“Unfounded reports and speculation on the re-introduction of the local currency continue to undermine the government’s effort to restore confidence and macroeconomic stability,” Finance Minister Patrick Chinamasa said as he tried to reassure his audience that the Zimbabwe dollar was not coming back.
“Re-introducing the local currency under the current conditions is counter-productive. The current policy focus is on restoring economic confidence which is vital to a sustainable recovery. Thus, the government will continue with policies that create a favourable environment for industry to prosper while at the same time promoting the economic well-being of Zimbabweans. It is therefore the purpose of this note to reiterate that the multi-currency system is here to stay.”
Chinamasa said the Zimbabwe dollar will only come back when there is:
- Sustainable economic growth
- Sustainable current account position
- Industry competitiveness
- Building sufficient international reserves, without which the local currency will be under immense pressure, and
- Restoration of confidence in the banking system and economy.
It was not clear at whom his message was directed- Zimbabweans or foreign investors. What was confusing was that days earlier Chinamasa had said that the introduction of the multi-currency regime in 2009 was to blame for the economic challenges Zimbabwe was facing today.

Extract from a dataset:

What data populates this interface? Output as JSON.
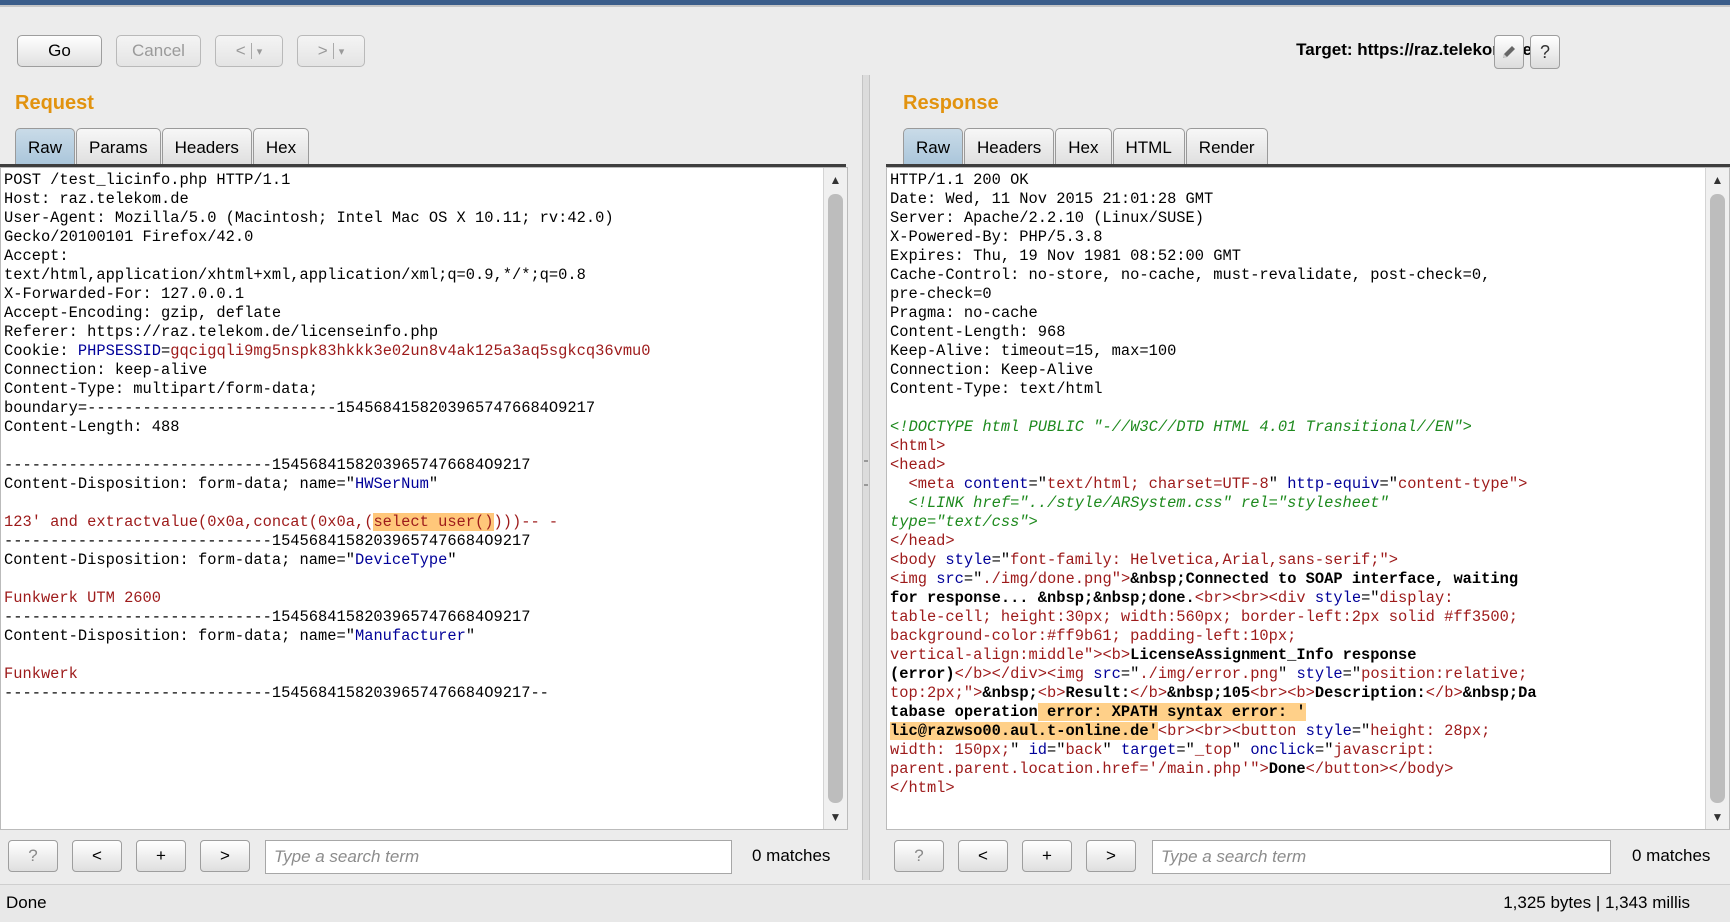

“The migration from hyperinflation to multi-currency did a lot of damage to our economy. It pitched our cost structure too high and unsustainable. It’s like we devalued the US dollar, where in America a dollar can purchase four cokes, in our case it can only purchase two or one in some cases depending on whether it’s canned or not or where you are buying it from. So, in that sense it means that the cost structure is not sustainable, it basically kills aggregate demand which is very necessary for any economy to function,” he said.
“Secondly, the wage structure is also not sustainable,” Chinamasa said. “The wage structure that the private sector is paying is not sustainable, we are beginning to see the signs now. A lot of companies are six, seven, eight months behind, without paying wages.”
Industry leader Charles Msipa concurred. He said dollarisation had made local goods more expensive and less competitive than imported goods.
“Because we are using foreign currency we are not able to devalue the currency; we do not have the instruments. Use of the US dollar has resulted in products being over priced by about 25 percent. This is a huge impediment,” Msipa, President of the Confederation of Zimbabwe Industries, said.
Even the International Monetary Fund admitted that the dollar was overvalued in Zimbabwe. It said in its review in July that it hoped that “deflation” in the country would “correct the overvaluation in the real exchange rate” but this would require the prices of non-traded goods such as labour and final goods to fall faster than the prices of traded goods and this had not been the case so far.
According to the IMF, Zimbabwe is not likely to reintroduce the Zimbabwe dollar until 1918, and it appears that the conditions that Chinamasa set for the return of the Zimbabwe dollar are not likely to be met in the short-term.
Zimbabwe is therefore trapped in a situation where it is forced to use currencies which it cannot regulate, but wants its products to be competitive, yet it has to rely on the whims of a market over which it has no control.
With industry and the IMF saying the dollar is overvalued, the question is, why is Chinamasa insisting that it is here to stay when he and the country’s central bank have no control over it? It is equally folly to say that the country should switch to the South African rand because it has no control over that currency either.
The plain truth is that Zimbabwe needs its own currency over which it has control. Chinamasa says this would be counter-productive under the present conditions. While this may be true, there is also no way Zimbabwe can create a favourable environment for industry to prosper while at the same time promoting the economic well-being of Zimbabweans under the US dollar regime.
Industry is reeling at the moment. Factories are closing down. Chinamasa has no choice but the problem is that, like his party the Zimbabwe African National Union-Patriotic Front, he is confused.
As Nathaniel Manheru aptly put it in his article: “ZANU-PF: Where winners don’t believe, rule or govern”, ZANU-PF is really behaving like a party that stole the elections because it is failing to govern.
For a party with a three-quarters majority, one wonders why ZANU-PF is dithering instead of governing. Why does a party that sings sovereignty and “we shall never be a colony again” hesitate to bring back its own currency?
Could the problem be what Rwandan President Paul Kagame said recently that: “We tend to seek validation elsewhere, instead of looking to each other to find solutions!”
The value of a currency is really in its people. As former Finance Minister Tendai Biti said, though perhaps sarcastically, we can even use firewood as currency. It is Zimbabweans who matter most. They are the ones who can preserve or trash their own currency. They know how much they suffered when they did so in the 2005- 2008 period. No one wants a repeat of that.
If Zimbabweans do not value their own currency, why should they expect foreigners to? After all, they are the ones who trashed the United States dollar, so why look for a solution outside? And while ZANU-PF is dithering money is flowing out of the country like water from a broken tap. There will probably be nothing left by the time ZANU-PF wakes up.